Shanghai should step up its shift to a low-carbon economy powered by advanced manufacturing and services, and encourage private businesses to do the same, Mayor Han Zheng said yesterday.
He urged government officials to make services more efficient and to be bolder in assisting innovative and high-tech firms.
"Shanghai's economic restructuring demands immediate acceleration," Han said during a meeting with some members of the Shanghai Committee of the Chinese People's Political Consultative Conference, the city's top political advisory body.
"We should put the city's development into a broader perspective of the nation and even the world, and try to take a leading position in a few strategic sectors," he said.

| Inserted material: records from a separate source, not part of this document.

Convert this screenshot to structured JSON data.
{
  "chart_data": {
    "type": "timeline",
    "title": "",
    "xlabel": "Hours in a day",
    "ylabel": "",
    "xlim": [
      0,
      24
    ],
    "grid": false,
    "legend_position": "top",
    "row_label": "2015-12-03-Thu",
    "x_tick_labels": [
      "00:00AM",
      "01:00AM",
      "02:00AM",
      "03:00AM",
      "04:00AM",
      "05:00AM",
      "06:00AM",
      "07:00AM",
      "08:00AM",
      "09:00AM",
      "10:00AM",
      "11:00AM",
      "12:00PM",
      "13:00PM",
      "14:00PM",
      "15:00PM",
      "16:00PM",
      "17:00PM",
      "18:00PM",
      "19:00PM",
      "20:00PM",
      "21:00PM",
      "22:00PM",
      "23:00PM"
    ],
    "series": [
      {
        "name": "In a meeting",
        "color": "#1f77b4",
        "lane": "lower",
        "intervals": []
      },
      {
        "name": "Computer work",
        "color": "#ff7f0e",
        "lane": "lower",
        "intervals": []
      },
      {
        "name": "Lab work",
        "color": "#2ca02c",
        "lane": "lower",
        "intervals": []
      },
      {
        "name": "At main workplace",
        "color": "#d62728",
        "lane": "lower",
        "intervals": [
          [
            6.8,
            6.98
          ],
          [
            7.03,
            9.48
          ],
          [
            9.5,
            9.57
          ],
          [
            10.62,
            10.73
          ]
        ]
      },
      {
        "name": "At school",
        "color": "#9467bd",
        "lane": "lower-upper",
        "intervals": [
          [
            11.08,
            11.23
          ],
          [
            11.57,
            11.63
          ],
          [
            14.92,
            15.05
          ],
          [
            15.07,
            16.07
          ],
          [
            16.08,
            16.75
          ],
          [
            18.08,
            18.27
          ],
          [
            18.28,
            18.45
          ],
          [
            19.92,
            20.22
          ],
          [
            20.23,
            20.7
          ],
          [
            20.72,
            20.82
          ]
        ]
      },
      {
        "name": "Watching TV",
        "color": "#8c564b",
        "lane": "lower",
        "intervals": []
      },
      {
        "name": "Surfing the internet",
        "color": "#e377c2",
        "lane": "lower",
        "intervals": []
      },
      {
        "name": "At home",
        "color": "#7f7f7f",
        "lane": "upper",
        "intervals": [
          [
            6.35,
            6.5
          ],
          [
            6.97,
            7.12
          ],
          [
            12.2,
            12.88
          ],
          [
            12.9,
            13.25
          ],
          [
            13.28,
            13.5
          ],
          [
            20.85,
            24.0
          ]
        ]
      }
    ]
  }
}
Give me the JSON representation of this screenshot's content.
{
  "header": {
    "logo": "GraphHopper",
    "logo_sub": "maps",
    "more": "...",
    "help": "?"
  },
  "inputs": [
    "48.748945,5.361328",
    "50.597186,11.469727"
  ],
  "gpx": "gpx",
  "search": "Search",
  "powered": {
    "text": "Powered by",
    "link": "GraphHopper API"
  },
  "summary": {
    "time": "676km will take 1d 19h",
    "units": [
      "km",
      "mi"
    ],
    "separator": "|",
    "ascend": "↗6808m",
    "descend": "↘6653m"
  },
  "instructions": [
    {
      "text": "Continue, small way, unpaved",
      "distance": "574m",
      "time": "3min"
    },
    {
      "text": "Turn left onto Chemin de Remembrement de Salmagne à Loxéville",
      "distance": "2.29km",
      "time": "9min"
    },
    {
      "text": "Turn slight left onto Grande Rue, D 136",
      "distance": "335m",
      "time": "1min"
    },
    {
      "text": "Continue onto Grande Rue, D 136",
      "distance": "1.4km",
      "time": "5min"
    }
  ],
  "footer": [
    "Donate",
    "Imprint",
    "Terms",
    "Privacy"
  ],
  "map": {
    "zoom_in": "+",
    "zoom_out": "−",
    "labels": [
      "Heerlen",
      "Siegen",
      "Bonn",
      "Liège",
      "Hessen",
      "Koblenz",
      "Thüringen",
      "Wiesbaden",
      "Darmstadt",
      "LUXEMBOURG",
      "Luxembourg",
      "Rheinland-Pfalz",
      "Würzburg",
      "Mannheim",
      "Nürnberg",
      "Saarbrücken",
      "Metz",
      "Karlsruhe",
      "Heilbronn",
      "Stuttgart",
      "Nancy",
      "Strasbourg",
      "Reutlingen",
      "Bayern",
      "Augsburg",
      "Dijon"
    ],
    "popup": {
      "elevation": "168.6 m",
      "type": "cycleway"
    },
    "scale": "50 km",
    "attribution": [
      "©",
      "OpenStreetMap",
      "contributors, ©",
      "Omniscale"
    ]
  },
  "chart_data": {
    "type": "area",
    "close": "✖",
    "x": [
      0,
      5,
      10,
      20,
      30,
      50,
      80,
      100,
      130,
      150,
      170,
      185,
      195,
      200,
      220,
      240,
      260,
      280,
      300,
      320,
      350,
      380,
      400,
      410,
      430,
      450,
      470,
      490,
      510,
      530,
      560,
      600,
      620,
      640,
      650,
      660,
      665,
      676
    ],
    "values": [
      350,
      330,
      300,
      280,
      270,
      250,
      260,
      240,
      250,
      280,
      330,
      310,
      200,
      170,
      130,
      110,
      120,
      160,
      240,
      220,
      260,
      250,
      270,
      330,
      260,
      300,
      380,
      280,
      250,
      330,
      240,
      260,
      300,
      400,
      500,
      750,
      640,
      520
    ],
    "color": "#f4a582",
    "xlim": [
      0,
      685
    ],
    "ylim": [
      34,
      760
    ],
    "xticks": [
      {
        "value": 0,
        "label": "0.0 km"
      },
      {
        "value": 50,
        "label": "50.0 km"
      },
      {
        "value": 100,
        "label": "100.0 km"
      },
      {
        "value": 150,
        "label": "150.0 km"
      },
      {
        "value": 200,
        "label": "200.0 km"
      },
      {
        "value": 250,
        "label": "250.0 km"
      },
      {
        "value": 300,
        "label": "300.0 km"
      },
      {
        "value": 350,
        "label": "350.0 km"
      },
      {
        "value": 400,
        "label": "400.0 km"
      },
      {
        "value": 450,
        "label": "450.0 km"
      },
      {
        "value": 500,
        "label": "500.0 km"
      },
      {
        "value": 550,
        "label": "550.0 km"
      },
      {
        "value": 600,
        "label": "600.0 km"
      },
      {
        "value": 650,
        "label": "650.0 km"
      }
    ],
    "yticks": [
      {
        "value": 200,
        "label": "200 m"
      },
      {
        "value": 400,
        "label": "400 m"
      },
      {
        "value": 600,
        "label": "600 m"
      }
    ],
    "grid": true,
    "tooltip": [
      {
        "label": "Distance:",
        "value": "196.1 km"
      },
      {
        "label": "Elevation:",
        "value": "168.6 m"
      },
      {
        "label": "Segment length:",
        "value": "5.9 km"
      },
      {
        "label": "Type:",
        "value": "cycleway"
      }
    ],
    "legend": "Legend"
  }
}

Shanghai was the first city in China to use and make pioneer products such as light bulbs and telephones back in a not very remote history, Han said, adding that the city should resume the glory.
Shanghai has taken some steps in this direction: constructing a base for advanced equipment manufacturing in Lingang New City, accelerating research and development in nuclear power, and exploring metro train production.
The city also hopes to send locally developed jumbo jets into the sky and to play a bigger role in developing China's aviation industry.
On the services side, Shanghai has set the target of becoming an international financial and shipping center by 2020.
In his government work report to the annual session of Shanghai People's Congress, Han said on Tuesday that Shanghai encourages expansion of professional service industries, including accounting, information services, new media and the cartoon industry.
Shanghai's service sector grew 12.6 percent on an annual basis last year, much faster than that of manufacturing, which edged up 3.1 percent, and agriculture, which contracted 1.1 percent.
Production of Shanghai's service industry accounted for 59 percent of the city's total output last year, up 3 percentage points from 2008.
"Strengthening the service industry conforms to our goal of realizing environmental-friendly development, or low-carbon development," Han said yesterday.
The mayor said private businesses - small and medium-sized enterprises, as well as foreign companies - should be major contributors in innovation of the advanced manufacturing and service industry in the city.
As one example, the Pudong New Area government may begin to cover the 8,000-yuan (US$1,171) daily cost of a feasibility test for a garbage disposal project.
The project, run by a small high-tech firm, can turn urban rubbish into usable fuel and gas.